Читаем Дневники. 1946-1947 полностью

Фашизм и коммунизм одинаково обходят трагедию. В нашей практике так просто закрывают глаза на смерть: как будто ничего с людьми плохого и не случается. Смерть есть случай, есть личное дело, а для жизни дается закон: жить не для себя, а для общества. Человек, посвятивший себя обществу, тем самым делается от-личником, его все узнают, как своего рода первенца, победителя в борьбе за первенство, за лучшее, он в орденах, и портрет его печатается в газетах.

У фашистов народ, у коммунистов масса, понятие мало раскрытое. Масса в сокровенном значении своем у коммунистов означает человека слитого, как вода, потерявшего индивидуальный состав свой, означает всего человека, это весь человек, определяющий собою жизнь отдельностей.
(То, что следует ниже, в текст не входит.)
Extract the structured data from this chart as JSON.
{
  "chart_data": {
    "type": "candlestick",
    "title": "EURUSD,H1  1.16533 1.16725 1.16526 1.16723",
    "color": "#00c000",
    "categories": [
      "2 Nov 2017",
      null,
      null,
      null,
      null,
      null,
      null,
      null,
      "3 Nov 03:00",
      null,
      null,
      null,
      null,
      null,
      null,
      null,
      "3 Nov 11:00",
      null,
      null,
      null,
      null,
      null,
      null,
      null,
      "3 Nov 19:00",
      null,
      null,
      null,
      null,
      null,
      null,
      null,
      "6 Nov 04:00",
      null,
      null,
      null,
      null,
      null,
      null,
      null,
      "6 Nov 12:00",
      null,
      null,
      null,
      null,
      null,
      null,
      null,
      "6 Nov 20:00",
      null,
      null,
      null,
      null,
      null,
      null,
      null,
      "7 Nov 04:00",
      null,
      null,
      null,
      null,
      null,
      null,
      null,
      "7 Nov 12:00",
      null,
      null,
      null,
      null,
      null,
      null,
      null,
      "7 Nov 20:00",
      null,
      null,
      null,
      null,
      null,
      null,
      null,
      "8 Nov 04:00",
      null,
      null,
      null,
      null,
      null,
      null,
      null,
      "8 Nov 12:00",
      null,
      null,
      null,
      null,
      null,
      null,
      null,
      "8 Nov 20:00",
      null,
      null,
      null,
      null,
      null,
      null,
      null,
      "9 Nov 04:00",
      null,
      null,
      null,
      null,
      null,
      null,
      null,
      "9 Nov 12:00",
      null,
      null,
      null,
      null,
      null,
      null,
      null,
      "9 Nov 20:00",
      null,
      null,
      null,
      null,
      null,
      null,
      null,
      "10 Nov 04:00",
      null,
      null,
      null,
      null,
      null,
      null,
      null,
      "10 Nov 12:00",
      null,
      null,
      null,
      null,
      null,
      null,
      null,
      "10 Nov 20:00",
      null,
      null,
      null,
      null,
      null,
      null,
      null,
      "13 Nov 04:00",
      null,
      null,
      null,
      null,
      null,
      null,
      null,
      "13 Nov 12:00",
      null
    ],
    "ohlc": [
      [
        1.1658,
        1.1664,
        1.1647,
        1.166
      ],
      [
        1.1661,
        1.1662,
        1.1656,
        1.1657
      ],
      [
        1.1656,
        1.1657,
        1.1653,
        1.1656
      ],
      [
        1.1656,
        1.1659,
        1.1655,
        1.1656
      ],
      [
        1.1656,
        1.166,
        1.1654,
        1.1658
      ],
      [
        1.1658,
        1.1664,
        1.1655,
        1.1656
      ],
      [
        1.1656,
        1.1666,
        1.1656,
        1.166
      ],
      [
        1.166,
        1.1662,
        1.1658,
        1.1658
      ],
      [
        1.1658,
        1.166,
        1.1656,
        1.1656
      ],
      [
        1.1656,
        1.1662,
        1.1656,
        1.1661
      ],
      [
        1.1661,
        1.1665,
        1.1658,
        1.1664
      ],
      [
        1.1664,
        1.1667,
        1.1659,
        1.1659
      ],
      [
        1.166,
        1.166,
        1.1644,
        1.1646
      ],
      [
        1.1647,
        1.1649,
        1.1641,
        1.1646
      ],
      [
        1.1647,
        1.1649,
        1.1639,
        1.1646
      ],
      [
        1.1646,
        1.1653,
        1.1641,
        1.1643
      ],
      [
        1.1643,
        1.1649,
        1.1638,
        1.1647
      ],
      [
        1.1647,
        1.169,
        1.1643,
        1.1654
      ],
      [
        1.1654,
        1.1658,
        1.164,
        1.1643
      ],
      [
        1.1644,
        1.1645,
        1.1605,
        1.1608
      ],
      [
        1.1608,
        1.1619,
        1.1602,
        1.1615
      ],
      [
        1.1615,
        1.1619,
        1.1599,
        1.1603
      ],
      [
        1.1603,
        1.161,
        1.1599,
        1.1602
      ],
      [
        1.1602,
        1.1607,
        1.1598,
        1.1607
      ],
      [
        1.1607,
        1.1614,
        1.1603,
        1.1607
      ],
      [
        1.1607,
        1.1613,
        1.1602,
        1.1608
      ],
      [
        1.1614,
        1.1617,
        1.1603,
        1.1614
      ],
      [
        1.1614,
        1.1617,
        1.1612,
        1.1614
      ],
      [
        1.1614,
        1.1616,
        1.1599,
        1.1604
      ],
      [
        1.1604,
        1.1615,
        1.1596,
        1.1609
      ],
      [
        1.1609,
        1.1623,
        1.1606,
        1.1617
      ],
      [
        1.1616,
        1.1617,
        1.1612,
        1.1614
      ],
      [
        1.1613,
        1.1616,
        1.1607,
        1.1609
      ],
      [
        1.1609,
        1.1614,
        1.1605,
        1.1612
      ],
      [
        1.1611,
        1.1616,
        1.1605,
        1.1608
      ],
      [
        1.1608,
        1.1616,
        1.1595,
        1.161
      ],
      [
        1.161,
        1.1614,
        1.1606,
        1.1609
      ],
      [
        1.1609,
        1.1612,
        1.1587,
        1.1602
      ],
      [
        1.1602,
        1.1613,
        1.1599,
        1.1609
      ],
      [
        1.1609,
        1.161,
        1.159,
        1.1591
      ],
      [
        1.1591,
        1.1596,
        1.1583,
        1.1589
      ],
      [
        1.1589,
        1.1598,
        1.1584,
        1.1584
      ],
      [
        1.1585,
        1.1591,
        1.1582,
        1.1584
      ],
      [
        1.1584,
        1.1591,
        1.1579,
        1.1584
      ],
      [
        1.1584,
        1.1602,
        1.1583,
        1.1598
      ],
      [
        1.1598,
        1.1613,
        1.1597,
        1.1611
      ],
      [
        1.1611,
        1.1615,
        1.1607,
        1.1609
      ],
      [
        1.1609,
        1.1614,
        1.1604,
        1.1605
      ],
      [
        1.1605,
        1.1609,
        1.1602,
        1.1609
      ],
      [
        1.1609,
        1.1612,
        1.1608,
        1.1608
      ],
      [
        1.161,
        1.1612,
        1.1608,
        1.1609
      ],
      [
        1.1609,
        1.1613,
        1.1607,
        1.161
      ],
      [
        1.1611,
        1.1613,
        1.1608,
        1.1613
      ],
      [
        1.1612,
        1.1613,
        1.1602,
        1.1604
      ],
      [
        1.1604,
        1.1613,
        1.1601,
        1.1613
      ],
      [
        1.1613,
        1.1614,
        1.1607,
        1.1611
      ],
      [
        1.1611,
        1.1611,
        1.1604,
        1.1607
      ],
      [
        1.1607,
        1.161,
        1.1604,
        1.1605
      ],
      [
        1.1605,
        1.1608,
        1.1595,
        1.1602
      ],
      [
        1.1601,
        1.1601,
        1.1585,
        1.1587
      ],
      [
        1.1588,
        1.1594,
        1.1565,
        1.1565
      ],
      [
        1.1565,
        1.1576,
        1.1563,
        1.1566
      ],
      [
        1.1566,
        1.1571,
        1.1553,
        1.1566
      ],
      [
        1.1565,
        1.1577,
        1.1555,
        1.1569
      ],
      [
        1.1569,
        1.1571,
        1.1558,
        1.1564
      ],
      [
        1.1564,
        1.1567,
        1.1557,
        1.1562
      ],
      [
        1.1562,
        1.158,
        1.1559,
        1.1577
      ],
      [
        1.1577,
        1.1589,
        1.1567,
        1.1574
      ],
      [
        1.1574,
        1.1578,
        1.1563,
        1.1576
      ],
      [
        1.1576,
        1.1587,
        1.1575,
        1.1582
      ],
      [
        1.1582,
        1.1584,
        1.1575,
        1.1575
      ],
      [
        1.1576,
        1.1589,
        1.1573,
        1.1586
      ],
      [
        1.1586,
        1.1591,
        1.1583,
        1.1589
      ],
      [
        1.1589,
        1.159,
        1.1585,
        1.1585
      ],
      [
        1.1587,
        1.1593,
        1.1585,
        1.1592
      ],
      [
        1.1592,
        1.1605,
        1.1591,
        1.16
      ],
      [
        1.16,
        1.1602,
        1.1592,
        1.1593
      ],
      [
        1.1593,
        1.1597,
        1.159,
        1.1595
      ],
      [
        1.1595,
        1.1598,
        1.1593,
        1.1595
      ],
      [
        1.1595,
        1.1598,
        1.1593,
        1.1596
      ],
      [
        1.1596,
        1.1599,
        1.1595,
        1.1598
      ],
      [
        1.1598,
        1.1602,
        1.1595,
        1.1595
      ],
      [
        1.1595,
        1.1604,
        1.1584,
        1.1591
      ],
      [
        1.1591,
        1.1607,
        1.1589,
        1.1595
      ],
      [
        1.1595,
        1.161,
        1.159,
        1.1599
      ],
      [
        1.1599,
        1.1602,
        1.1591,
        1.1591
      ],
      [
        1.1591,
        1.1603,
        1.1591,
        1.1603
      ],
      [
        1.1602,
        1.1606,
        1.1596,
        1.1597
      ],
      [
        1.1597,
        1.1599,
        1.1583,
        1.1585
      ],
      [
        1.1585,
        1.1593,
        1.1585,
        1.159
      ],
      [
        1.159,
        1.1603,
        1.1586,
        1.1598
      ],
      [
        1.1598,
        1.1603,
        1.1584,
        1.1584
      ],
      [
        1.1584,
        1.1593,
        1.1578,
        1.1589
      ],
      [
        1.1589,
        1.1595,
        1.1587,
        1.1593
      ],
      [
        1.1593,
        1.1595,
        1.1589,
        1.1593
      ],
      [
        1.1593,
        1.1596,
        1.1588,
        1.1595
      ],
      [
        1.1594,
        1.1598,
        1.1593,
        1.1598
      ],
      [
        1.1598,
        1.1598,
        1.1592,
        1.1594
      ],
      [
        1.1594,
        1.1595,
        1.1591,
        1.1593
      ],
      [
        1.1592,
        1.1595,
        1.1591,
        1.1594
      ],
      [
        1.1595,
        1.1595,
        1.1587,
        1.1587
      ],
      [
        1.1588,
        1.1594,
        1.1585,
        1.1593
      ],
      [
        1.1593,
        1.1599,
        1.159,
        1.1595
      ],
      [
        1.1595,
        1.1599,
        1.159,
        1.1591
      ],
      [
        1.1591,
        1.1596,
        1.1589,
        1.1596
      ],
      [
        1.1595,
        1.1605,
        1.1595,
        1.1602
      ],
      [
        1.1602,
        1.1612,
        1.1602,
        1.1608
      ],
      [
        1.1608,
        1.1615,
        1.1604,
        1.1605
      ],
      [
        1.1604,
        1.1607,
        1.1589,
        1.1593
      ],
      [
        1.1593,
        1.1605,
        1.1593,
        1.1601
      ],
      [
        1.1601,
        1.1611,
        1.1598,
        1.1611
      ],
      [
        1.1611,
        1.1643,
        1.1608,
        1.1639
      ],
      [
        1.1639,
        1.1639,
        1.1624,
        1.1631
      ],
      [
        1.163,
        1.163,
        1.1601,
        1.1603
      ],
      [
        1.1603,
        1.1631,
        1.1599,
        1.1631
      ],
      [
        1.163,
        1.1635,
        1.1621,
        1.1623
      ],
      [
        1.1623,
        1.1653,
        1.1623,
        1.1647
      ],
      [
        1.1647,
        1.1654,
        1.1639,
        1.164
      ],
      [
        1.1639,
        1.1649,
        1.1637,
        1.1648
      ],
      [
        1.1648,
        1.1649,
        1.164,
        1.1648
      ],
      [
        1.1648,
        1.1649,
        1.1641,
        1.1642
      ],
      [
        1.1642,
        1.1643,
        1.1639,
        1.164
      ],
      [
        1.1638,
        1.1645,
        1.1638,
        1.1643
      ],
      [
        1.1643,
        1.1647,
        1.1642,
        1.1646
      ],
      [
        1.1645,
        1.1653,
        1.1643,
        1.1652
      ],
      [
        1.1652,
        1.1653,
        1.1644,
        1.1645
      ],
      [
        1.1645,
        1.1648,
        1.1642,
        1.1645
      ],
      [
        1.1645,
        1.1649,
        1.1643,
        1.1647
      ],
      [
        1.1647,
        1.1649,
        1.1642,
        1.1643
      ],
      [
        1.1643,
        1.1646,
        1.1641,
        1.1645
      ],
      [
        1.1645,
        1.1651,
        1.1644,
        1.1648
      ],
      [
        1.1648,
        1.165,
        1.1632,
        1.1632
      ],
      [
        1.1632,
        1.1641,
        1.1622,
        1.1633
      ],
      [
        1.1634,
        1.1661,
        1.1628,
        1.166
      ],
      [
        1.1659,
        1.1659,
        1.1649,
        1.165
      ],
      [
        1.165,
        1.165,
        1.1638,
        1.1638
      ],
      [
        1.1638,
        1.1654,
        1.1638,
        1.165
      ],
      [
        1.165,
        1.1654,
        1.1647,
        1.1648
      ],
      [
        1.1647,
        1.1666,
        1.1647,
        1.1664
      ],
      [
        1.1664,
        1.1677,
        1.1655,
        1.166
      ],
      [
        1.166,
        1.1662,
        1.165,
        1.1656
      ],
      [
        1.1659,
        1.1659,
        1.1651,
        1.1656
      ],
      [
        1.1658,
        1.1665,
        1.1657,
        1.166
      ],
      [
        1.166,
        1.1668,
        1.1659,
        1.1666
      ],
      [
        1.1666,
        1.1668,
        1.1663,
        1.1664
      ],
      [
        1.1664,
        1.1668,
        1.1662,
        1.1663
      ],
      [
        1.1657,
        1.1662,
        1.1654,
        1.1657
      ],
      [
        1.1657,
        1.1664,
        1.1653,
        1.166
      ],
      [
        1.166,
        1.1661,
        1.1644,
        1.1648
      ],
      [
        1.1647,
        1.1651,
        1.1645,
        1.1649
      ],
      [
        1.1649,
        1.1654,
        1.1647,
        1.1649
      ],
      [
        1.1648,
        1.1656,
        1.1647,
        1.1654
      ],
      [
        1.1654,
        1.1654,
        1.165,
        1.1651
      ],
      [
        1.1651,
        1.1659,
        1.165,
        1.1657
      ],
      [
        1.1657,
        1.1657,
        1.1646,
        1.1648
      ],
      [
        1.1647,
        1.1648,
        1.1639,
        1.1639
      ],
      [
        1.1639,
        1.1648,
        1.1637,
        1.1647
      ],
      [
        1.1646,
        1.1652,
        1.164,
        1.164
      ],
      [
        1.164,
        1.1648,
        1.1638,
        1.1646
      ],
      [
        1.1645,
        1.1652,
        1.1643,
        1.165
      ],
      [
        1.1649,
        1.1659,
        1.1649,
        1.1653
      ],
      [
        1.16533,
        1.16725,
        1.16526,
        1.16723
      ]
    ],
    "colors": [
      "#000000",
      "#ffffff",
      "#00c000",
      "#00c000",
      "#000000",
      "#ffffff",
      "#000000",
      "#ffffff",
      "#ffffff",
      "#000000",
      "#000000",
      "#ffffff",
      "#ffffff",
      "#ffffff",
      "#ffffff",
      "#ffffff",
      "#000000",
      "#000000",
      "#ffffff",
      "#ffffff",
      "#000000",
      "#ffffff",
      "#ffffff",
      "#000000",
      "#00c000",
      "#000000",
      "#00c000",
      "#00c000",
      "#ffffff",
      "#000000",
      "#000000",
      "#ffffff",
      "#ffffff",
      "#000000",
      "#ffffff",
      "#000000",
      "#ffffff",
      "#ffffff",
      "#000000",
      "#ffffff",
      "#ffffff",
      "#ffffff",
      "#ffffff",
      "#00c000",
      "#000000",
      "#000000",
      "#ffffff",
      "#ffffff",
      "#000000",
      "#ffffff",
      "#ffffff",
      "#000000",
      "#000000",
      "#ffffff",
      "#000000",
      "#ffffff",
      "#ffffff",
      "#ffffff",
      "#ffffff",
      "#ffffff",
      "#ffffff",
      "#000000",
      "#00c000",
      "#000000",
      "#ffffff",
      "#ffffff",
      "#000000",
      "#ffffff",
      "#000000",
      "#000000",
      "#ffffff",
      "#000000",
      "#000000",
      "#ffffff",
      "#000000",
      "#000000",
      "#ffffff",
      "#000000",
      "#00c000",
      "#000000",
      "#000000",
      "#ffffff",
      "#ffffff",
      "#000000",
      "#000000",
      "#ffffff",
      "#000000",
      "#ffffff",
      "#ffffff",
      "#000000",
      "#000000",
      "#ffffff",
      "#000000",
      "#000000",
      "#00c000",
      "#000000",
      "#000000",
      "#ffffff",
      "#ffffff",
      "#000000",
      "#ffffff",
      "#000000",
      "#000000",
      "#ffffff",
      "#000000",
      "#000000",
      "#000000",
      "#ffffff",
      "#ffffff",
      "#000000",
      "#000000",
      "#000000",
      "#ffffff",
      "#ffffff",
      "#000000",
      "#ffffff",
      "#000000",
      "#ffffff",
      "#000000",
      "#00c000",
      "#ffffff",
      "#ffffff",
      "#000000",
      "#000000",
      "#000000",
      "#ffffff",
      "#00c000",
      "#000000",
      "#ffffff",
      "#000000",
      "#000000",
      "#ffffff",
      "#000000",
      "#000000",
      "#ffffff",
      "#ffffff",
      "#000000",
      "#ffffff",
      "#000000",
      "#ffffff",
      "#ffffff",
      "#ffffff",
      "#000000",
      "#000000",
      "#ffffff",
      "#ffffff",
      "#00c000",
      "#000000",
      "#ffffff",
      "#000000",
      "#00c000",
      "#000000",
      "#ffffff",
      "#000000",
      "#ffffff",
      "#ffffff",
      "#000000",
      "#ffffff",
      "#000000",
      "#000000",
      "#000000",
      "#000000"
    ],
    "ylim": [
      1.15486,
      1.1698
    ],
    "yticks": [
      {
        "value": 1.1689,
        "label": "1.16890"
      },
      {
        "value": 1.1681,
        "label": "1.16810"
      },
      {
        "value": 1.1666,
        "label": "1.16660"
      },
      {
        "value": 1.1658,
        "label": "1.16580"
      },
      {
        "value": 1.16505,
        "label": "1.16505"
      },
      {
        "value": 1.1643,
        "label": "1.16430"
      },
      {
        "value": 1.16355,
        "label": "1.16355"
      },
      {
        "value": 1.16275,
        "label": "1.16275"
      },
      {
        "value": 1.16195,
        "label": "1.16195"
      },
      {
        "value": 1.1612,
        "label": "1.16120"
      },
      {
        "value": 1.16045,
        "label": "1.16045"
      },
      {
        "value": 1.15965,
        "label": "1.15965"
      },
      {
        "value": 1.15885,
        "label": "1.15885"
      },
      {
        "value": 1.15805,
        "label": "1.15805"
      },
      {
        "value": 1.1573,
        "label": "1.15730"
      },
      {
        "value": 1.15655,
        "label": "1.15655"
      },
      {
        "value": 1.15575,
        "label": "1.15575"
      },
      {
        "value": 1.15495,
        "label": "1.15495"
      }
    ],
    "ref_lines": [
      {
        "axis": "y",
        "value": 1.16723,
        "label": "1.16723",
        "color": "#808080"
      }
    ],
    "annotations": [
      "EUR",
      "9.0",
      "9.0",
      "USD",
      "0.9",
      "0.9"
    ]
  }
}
У фашистов массы называются народом арийской расы. У тех и других, таким образом, трагедия есть личное дело.

Поручить в дальнейшем М. Пришвину четко определить границы христианства и коммунизма (Фауст, 

422


работающий на канале, есть первый коммунист, носитель правды общественной в обход трагедии христианства).

Поголовное отупение людей наших, как нам, постигающим трагедию, это представляется, надо попробовать пересмотреть: надо поискать между ними лицо «нового человека», лицо в отличнике (пока же лицо Ленина мне кажется похожим на Хоря в рассказе Тургенева или Петра Великого).

4 Февраля. Сильный мороз.

Тема о высшей морали, стоявшая внутри меня за стеной, ныне становится мало-помалу видимой. И замечательно, что новая идея (т. е. тоже высшая мораль) поставлена официально литератором. Потому-то и пишут все драму, потому и я начинаю, как будто я тайный марксист. Впрочем, я надеюсь обойтись и без Маркса, если буду верен себе и буду писать о той радости жизни, какая бывает последствием трагедии. Они же будут понимать как радость языческую, пантеизм, детство и т. п. вздор.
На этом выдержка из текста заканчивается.